Let’s return to our example that we used in our interactive calculator before. We are going to calculate Power, set our effect size at \(\delta\) = .8, N for group 1 at 25, Relative size of group 2 to group 1 at 1 (equal sample sizes), and \(\alpha\) (type I error rate) to .05. We’ll assume we have a two-tailed hypothesis for now. You should get the following results. This table specifies that we defined the sample size, effect size, and alpha, which results in a power calculation of 79%.

The results also provide a useful explanation:

A design with a sample size of 25 in each group can detect effect sizes of δ≥0.8 with a probability of at least 0.791, assuming a two-sided criterion for detection that allows for a maximum Type I error rate of a=0.05.

This assumes that an effect size of .8 is the smallest effect size of interest. The next table shows us the power to detect various other effect sizes based on our alpha and sample size:

True effect size Power to detect Description
0 < d = 0.566 ≤50% Likely miss
0.566 < d = 0.809 50% – 80% Good chance of missing
0.809 < d = 1.041 80% – 95% Probably detect
d = 1.041 ≥95% Almost surely detect

In other words, we are almost sure to detect really large effect sizes (d > 1.04), but we’ll likely miss really small effect sizes (d < .56).
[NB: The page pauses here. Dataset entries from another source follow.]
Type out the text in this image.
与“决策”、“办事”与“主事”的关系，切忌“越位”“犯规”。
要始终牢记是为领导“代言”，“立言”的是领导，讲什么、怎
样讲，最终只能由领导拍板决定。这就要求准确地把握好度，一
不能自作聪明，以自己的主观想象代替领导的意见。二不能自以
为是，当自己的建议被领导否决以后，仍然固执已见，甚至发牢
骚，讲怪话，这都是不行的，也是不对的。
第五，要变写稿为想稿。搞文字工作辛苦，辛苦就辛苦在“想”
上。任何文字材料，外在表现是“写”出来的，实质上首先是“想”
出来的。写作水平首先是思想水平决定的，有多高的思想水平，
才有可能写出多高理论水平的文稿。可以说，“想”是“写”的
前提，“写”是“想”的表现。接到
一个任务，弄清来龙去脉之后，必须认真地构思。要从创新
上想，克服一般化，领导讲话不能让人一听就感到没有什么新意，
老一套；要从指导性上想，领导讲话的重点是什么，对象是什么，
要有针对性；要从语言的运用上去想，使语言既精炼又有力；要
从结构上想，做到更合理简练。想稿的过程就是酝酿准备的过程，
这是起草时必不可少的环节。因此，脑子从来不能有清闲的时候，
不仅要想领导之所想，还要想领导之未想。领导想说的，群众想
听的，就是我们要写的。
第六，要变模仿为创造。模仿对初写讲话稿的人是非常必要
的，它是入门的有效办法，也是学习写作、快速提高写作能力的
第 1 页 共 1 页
This gives us a good hint to the relationship among BEAN: holding alpha and sample size constant, as effect sizes go up power goes up.

The Power Contour plot can show a bit more about how power (color), effect size (y-axis) and sample size (x-axis) all relate to one another. Notice how the x-axis is not linear. We are learning some more about the relationship among BEAN: increasing our sample size increases our power, holding alpha and effect size constant.

The next two plots are basically the Power Contour plot, but they shift power to the y-axis and either show effect size or N on the x-axis.

The last plot (Power Demonstration) helps us visualize our Type I and Type II errors and correct inferences nicely. The purple distribution is our null hypothesis distribution (centered at d = 0) and the green distribution is our alternative hypothesis distribution (centered at d = .8). The vertical dashed lines are the critical values of obtaining p < .05 on either side of the null distribution (so 2.5% on either side). The dark green area is therefore our power (80%) and the dark purple areas are our Type I error rate (5%). The light green area to the left of the dashed line is our Type II error rate (20%) and the light purple area is the probability of a correct inference assuming the null is true (95%). Keep in mind that these are the distributions of both hypotheses though, and in reality only one is true. We can just never know which is true; we can at best approximate it through repeated testing of effects.

Play with jpower

Play around some more with jpower. Try calculating other things (e.g., sample size or effect size). Play with power and see what increasing it does to your effect size and sample size. Play with effect sizes and see what decreasing them does to your power and sample size. Play with alpha (don’t go higher than .05) and see what that does to your power, effect size, and sample size. And lastly, play with your sample size and see what it does to your power and effect size.

Your assignments for this unit will have you conduct power analyses based on various scenarios, so playing around with jpower will help prepare you for them.

Extending our knowledge of power analysis

If you’d like to learn more about power analyses in a variety of experimental designs using G*Power or R packages, I recommend this article by Perugini et al. (2018) called “A practical primer to power analysis for simple experimental designs.”